Kaminsky flirted with entering the draft after his junior season. NBA scouts predicted he'd be a late first-rounder. But Kaminsky said he wasn't quite ready for the NBA.
"I knew I needed to get better. I wanted to go back to school, finish my degree and do more research by watching NBA basketball so I could see what I needed to get better at," he said. "It was like a free year to study for your final exam."
It paid off. Kaminsky was the college basketball Player of the Year. By virtually all accounts, Kaminsky will be lottery pick this year.
But why isn't he higher? He's a 7-footer who can stroke the 3 and play in the paint. He's had two incredible seasons at Wisconsin. Is it a little crazy that teams hold it against him that he's a senior? The NBA is one of the few careers in the world in which a 22 year old is considered old.
Kamisnky said he's frustrated by the age slight but that he understands. This season he played head-to-head against the two guys -- Karl-Anthony Towns and Jahlil Okafor -- who will likely go No. 1 and No. 2 in the draft. He averaged 21 PPG and 11.RPG in those two contests. Yet 10-plus spots in the draft separate him from them.
"I see the top-three picks, with the way drafts have gone in the past, as players with potential to be really good players for longer than potentially myself," Kaminsky said, before acknowledging that Towns and Okafor were better at 19 than he was. "If I had tried to go to the NBA after my freshman year, people would've laughed at me. Just where they are, their potential, if they went back to college for three more years, they'd probably have better seasons than I did this year."

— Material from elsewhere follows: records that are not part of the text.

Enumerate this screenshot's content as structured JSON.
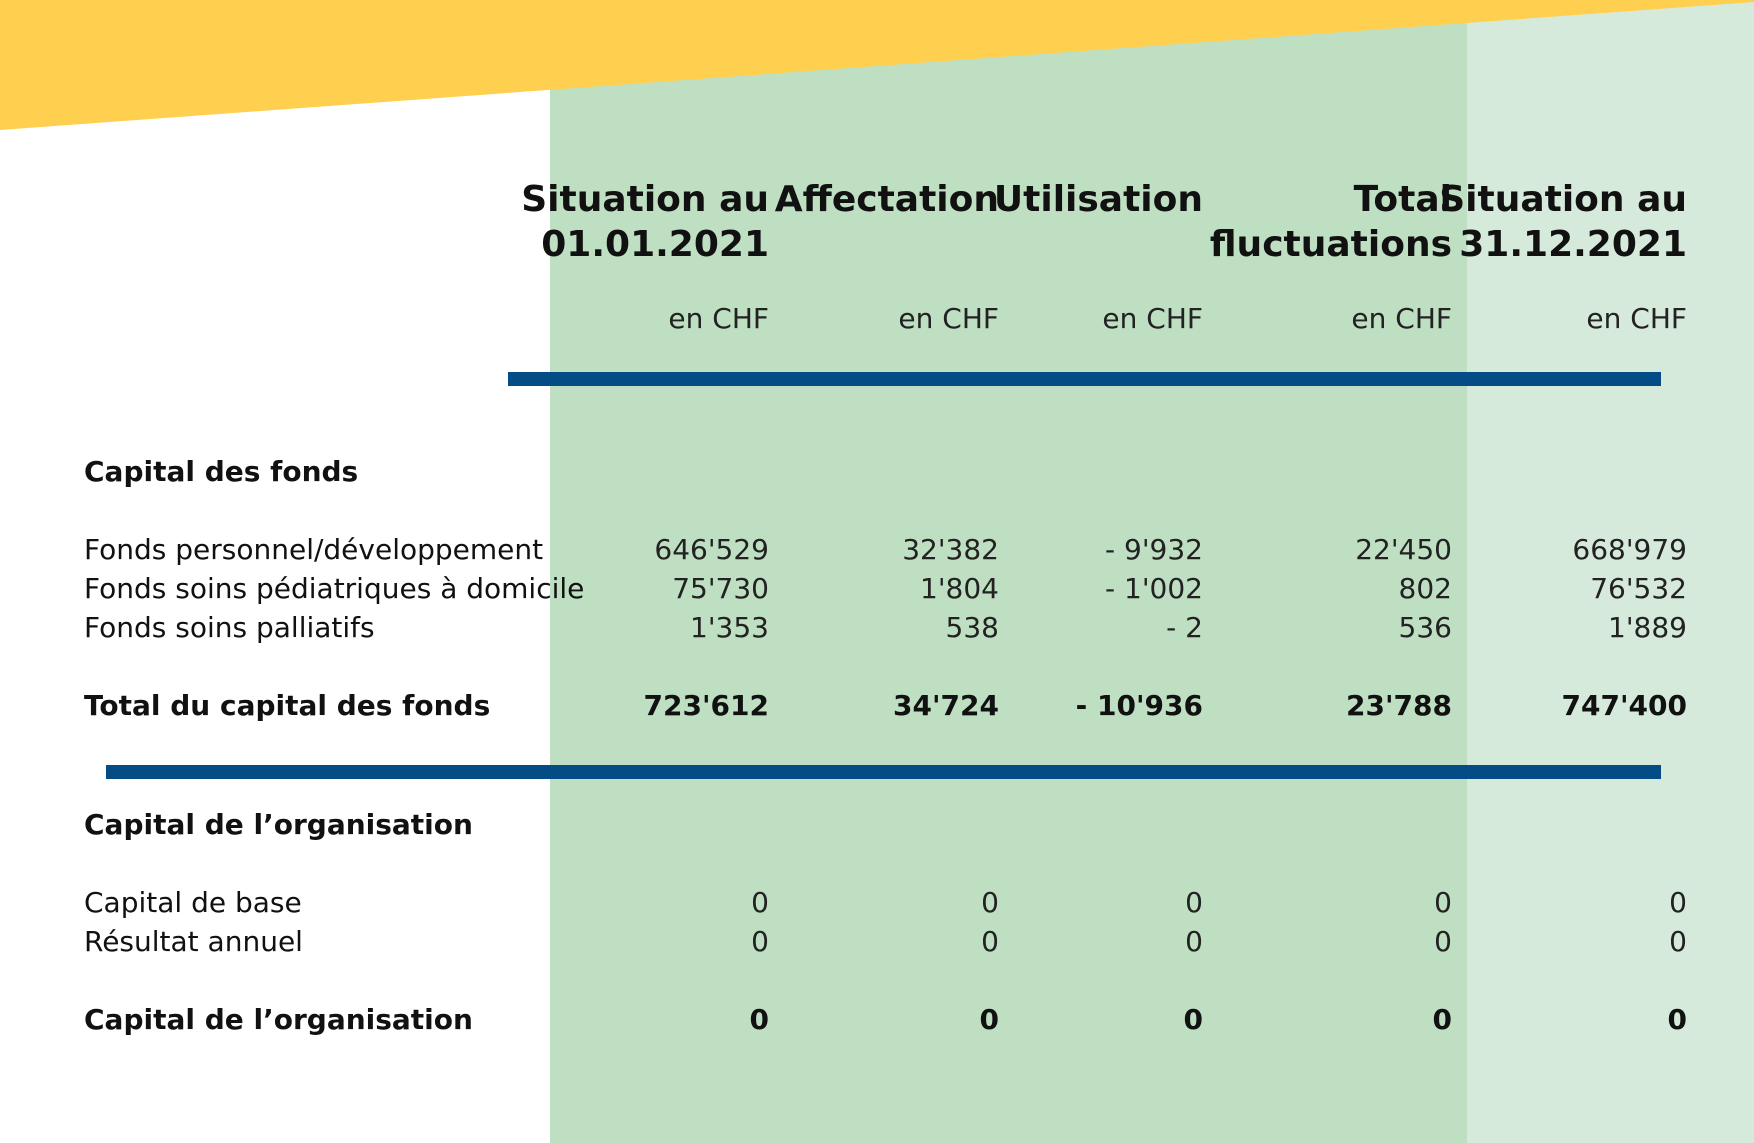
{
  "colors": {
    "banner": "#ffcf50",
    "column_bg": "#bfdfc3",
    "last_column_bg": "#d6eadb",
    "rule": "#044c86"
  },
  "columns": [
    {
      "line1": "Situation au",
      "line2": "01.01.2021",
      "unit": "en CHF"
    },
    {
      "line1": "Affectation",
      "line2": "",
      "unit": "en CHF"
    },
    {
      "line1": "Utilisation",
      "line2": "",
      "unit": "en CHF"
    },
    {
      "line1": "Total",
      "line2": "fluctuations",
      "unit": "en CHF"
    },
    {
      "line1": "Situation au",
      "line2": "31.12.2021",
      "unit": "en CHF"
    }
  ],
  "sections": [
    {
      "title": "Capital des fonds",
      "rows": [
        {
          "label": "Fonds personnel/développement",
          "values": [
            "646'529",
            "32'382",
            "- 9'932",
            "22'450",
            "668'979"
          ]
        },
        {
          "label": "Fonds soins pédiatriques à domicile",
          "values": [
            "75'730",
            "1'804",
            "- 1'002",
            "802",
            "76'532"
          ]
        },
        {
          "label": "Fonds soins palliatifs",
          "values": [
            "1'353",
            "538",
            "- 2",
            "536",
            "1'889"
          ]
        }
      ],
      "total": {
        "label": "Total du capital des fonds",
        "values": [
          "723'612",
          "34'724",
          "- 10'936",
          "23'788",
          "747'400"
        ]
      }
    },
    {
      "title": "Capital de l’organisation",
      "rows": [
        {
          "label": "Capital de base",
          "values": [
            "0",
            "0",
            "0",
            "0",
            "0"
          ]
        },
        {
          "label": "Résultat annuel",
          "values": [
            "0",
            "0",
            "0",
            "0",
            "0"
          ]
        }
      ],
      "total": {
        "label": "Capital de l’organisation",
        "values": [
          "0",
          "0",
          "0",
          "0",
          "0"
        ]
      }
    }
  ]
}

Still, Kaminsky thinks he has a place in the NBA today. And he's not trying to be a back-to-the basket center like Okafor or Towns. He wants to be the next Dirk Nowitzki. "I'm going to try," Kaminsky said. "I see myself playing the 4. At least initially in my career, while I'm moving as well as possible. I feel like I'm shooting the ball well and moving well and I think that stuff translates just the way the NBA goes with pick-and-rolls, pick-and-pops, pick-and-fades ... there's a lot of room to operate. It's the trend and it's lucky for me that I play that way."